Notch signaling modulates Fgf23 expression through crosstalk with hypoxia and PTH pathways in osteogenic cells

Abstract

Fibroblast growth factor 23 (Fgf23) is produced by bone and functions primarily as a phosphaturia hormone. We previously reported that overexpression of the Notch intracellular domain (NICD) in osteogenic cells enhances Fgf23 expression in association with osteomalacia in vivo. Here, we investigated the underlying mechanisms using osteogenic cell lines UMR-106 and IDG-SW3 cells. NICD overexpression increased Fgf23 levels in both cell types.
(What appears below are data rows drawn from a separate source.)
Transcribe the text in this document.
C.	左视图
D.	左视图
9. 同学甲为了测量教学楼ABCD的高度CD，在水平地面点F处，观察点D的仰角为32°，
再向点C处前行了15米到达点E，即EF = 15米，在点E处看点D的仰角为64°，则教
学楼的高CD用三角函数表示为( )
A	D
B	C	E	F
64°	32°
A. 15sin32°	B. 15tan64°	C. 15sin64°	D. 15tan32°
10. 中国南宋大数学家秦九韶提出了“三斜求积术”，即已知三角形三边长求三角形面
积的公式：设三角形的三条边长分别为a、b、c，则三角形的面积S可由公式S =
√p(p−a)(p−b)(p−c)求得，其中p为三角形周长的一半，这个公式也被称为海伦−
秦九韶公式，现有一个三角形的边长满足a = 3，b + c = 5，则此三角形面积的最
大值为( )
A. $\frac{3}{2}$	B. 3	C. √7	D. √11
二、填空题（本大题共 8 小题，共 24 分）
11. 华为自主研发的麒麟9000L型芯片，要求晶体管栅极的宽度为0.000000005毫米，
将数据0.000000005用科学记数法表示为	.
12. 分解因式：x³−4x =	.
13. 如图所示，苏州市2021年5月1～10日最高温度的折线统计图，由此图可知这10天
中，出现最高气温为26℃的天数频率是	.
Manipulating RBPJ-κ activity, either a dominant-negative or constitutively active form, revealed that Notch-mediated Fgf23 expression is dependent on RBPJ-κ. Treatment with iron chelator Desferrioxamine (DFO) upregulated Fgf23 expression, which was abolished by dominant-negative RBPJ-κ overexpression. This effect was partially attenuated by short hairpin RNA (shRNA) targeting hypoxia-inducible factor (HIF)-2α, but not HIF-1α. DFO treatment also increased expression of Notch1 protein, but not Notch2 and Nocth3, in parallel with upregulation of the Notch target mRNAs, Hes1 and Hey1. In addition, DFO elevated the expression of γ-secretase subunits, whereas a γ-secretase inhibitor suppressed DFO-induced increases in Notch1 and Fgf23 levels, suggesting that increased γ-secretase expression promotes Notch processing. Moreover, Notch signaling exerted an additive stimulatory effect on parathyroid hormone (PTH)-induced Fgf23 expression, at least in part through interaction with the protein kinase A (PKA) pathway. Co-immunoprecipitation assays revealed a physical interaction between NICD and CREB period Collectively, these findings demonstrate that Notch signaling regulates Fgf23 expression through crosstalk with hypoxic and PTH pathways, providing novel insights into Fgf23 regulation and identifying potential therapeutic targets for Fgf23-related disorders.